Small question regarding Kafka concurrency with Spring Kafka please.
I have one Kafka topic theimportanttopic
where many messages are being sent over it.
Hard fact, this Kafka topic has three partitions. (Calling them theimportanttopic-0 theimportanttopic-1 theimportanttopic-2)
It is known Kafka does not allow multiple consumers from one same group to consume messages from one same partition. I.e, no two consumers within one same group can consume from theimportanttopic-0.
My Spring Kafka application code is as follow:
@Configuration
class KafkaConsumerConfig {
@Bean
public Map<String, Object> consumerConfigs() {
Map<String, Object> props = new HashMap<>();
props.put(ConsumerConfig.BOOTSTRAP_SERVERS_CONFIG, "mykafka.com:9092");
props.put(ConsumerConfig.KEY_DESERIALIZER_CLASS_CONFIG, StringDeserializer.class);
return props;
}
@Bean
public ConsumerFactory<String, String> consumerFactory() {
return new DefaultKafkaConsumerFactory<>(consumerConfigs());
}
@Bean
public KafkaListenerContainerFactory<ConcurrentMessageListenerContainer<String, String>> kafkaListenerContainerFactory() {
ConcurrentKafkaListenerContainerFactory<String, String> factory = new ConcurrentKafkaListenerContainerFactory<>();
factory.setConsumerFactory(consumerFactory());
factory.setConcurrency(1); //HERE
return factory;
}
}
@Component
class KafkaListenersExample {
Logger LOG = LoggerFactory.getLogger(KafkaListenersExample.class);
@KafkaListener(topics = "theimportanttopic", groupId = "uniquegroup")
void listener(String data) {
LOG.info(data);
doSomethingImportantWithTheData(data);
}
}
With that, I am having a hard time understanding the difference between the two constructs:
Suppose this application is already dockerized and a cloud environment is ready for use.
I can either give 1CPU 1G mem *3 for construct 1, or 3CPU 3G mem for construct 2.

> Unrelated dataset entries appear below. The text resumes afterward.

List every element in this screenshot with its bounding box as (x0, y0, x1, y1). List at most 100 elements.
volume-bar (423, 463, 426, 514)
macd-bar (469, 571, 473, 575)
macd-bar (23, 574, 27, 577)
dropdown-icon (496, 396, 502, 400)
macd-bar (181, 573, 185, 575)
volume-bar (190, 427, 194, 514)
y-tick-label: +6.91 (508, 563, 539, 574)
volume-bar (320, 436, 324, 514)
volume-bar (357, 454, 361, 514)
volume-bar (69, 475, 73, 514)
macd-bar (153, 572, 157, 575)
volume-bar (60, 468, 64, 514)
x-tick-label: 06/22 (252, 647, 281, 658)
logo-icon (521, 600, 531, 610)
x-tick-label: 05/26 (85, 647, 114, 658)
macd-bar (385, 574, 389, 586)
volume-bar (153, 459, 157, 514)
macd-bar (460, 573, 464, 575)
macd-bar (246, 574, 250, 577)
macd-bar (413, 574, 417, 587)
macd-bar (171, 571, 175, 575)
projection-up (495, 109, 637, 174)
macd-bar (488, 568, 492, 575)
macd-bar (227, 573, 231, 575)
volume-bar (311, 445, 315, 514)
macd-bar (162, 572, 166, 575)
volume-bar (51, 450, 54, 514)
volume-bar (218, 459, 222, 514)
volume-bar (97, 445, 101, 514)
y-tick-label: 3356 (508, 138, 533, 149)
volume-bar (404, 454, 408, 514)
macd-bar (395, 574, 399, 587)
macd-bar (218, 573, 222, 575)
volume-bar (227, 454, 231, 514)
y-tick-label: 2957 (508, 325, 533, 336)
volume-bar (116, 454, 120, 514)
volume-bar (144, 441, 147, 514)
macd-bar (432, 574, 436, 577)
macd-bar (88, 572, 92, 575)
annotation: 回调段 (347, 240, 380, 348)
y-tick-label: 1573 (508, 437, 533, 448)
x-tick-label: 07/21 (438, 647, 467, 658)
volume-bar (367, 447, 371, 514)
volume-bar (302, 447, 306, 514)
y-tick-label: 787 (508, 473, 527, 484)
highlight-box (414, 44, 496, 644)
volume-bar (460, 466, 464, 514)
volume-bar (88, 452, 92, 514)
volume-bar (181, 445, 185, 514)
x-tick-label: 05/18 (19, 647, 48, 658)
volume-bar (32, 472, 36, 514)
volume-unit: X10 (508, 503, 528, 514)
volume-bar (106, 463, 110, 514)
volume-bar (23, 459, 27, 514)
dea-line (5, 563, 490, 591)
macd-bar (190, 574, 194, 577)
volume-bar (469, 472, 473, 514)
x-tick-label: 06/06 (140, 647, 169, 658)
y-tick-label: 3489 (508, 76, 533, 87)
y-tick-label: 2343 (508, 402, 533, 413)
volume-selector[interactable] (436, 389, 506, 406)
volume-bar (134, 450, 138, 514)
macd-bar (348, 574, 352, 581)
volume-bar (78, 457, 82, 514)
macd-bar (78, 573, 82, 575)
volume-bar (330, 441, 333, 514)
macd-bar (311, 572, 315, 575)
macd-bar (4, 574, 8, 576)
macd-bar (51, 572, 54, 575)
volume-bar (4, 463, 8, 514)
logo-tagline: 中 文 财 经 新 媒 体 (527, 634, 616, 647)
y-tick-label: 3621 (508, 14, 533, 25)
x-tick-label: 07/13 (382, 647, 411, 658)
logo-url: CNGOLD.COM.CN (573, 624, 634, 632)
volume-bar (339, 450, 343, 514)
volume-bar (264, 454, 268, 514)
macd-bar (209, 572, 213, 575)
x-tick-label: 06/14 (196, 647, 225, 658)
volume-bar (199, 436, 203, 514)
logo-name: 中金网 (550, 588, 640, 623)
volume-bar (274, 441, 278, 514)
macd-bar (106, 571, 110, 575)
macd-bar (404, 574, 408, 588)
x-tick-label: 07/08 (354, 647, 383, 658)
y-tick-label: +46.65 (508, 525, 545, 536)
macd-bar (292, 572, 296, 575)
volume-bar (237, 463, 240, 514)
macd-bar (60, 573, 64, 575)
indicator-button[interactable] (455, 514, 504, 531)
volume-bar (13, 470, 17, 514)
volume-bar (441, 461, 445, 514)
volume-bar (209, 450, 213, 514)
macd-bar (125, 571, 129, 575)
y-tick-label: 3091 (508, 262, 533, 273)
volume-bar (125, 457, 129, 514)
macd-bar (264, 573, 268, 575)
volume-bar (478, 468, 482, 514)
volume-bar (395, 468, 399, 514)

Design number 1: this application, since it is in a container deployed on the cloud, like Kubernetes, spin up three instances of it. By definition, I will have three of those "apps" and each one of the app will consume from one out of the three partition.
kubectl get pods
my-app-AaAaAaAaAa-AaAaA
my-app-BbBbBbBbBb-BbBbB
my-app-CcCcCcCcCc-CcCcC
(and hypothetically, my-app-AaAaAaAaAa-AaAaA consumes theimportanttopic-0, my-app-BbBbBbBbBb-BbBbB theimportanttopic-1, my-app-CcCcCcCcCc-CcCcCtheimportanttopic-2)
Design number 2: On the other hand, I can have one, and only one of this app my-app in container, set the concurrency to 3. (same code as above, just one line change)
@Bean
public KafkaListenerContainerFactory<ConcurrentMessageListenerContainer<String, String>> kafkaListenerContainerFactory() {
ConcurrentKafkaListenerContainerFactory<String, String> factory =
new ConcurrentKafkaListenerContainerFactory<>();
factory.setConsumerFactory(consumerFactory());
factory.setConcurrency(3);
return factory;
}
What are the differences between the two designs please?
Which one is preferred and why please?
This is not an opinion based question. May I know what is the performance, the cost, the pros and cons between design number 1 and design number 2 please?
Thank you
CodePudding user response:
The difference is high availability.
If you have any one pod, consuming all three partitions, and it stops, then you need additional config in k8s to have a RestartPolicy.
Alternatively, have a ReplicaSet with a maxContainers of 3, and then Kafka Consumer API can rebalance when any one of them starts/stops.
You can also look into KEDA to autoscale based on consumer lag.